When I came to Belize though, I felt like I needed to learn to cook all over again. There are some foods I can get – chicken, rice, pasta, spaghetti sauce, carrots, onions, broccoli, watermelon, banana, oranges, (apples are $1 bz each – $0.50 cdn).
So during my first few days here, getting confused about the contents in the grocery stores, one of the first things I cooked was macaroni and cheese, with canned tuna and broccoli. This is not a local dish, I am sure, but it was something I was familiar with. The packages here in the stores are written mostly in Spanish, even though the official language of the country is English. And this has made it more difficult when it comes to cooking local dishes. I can look up the recipes and see what the ingredients are, but I can’t find them because I don’t speak or read Spanish. I don’t want to stick to macaroni and cheese, but I do find that I fall back on the old standby fairly often.

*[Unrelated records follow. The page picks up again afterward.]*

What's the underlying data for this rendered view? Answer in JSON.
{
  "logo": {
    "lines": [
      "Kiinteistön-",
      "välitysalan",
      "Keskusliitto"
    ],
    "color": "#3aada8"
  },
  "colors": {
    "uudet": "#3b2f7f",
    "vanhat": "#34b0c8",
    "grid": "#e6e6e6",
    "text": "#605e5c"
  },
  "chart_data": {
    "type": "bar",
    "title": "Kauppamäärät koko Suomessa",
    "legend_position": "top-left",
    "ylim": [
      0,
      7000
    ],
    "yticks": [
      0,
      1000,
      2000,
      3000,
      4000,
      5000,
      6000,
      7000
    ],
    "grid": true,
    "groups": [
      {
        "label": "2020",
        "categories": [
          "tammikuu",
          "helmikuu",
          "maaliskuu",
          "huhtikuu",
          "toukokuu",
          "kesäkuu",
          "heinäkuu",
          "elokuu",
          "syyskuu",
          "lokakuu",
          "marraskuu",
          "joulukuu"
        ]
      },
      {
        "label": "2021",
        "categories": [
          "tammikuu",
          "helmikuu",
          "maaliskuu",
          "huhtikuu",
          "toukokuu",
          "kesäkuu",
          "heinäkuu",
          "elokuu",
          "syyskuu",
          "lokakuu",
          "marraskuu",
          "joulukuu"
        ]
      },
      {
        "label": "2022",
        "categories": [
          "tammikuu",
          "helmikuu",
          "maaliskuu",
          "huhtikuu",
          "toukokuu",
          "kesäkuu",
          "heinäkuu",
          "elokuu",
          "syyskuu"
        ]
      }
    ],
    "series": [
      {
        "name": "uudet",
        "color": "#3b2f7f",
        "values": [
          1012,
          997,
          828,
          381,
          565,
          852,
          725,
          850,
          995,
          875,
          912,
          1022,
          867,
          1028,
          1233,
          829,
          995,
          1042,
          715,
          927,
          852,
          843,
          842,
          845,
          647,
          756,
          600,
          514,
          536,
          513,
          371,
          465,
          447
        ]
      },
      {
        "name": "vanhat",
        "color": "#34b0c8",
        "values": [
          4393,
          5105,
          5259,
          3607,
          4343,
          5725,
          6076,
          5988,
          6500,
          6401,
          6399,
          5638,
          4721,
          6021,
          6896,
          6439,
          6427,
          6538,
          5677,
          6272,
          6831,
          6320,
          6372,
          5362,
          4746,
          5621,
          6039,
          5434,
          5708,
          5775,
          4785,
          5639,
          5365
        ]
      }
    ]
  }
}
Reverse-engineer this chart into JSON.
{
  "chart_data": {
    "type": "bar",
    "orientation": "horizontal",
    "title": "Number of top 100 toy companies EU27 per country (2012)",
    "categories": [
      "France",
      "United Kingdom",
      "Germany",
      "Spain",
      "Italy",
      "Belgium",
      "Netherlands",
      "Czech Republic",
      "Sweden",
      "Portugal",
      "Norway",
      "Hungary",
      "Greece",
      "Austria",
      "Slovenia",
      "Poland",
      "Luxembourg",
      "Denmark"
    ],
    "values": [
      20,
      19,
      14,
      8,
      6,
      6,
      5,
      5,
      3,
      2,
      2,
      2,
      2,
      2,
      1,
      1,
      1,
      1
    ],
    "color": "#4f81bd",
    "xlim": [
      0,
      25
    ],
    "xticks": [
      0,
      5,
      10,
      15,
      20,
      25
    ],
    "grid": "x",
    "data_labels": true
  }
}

One of the next meals that I cooked was potatoes, chicken (with jerk seasoning) and peas and corn from a can. I am not a canned vegetable lover but in those first few days and weeks as I was getting to know and understand the grocery shopping concept here I was using what I knew. I could get these items in the grocery store and I hadn’t become familiar with or comfortable with the market yet. Frozen vegetables are non-existent here – not sure why.
Not one of the best ways to start eating in a new country with nobody to each or explain what to do but enough time has gone by now that I am ready to start preparing more local, authentic dishes. Foods like Johnny Cakes, Breadfruit Pizza, Sapodilla Pudding – these will be on my menu in the coming weeks. Oh, and be sure to watch for lessons on how to make Chocolate Chicken.
What have been your experiences with eating in a new country?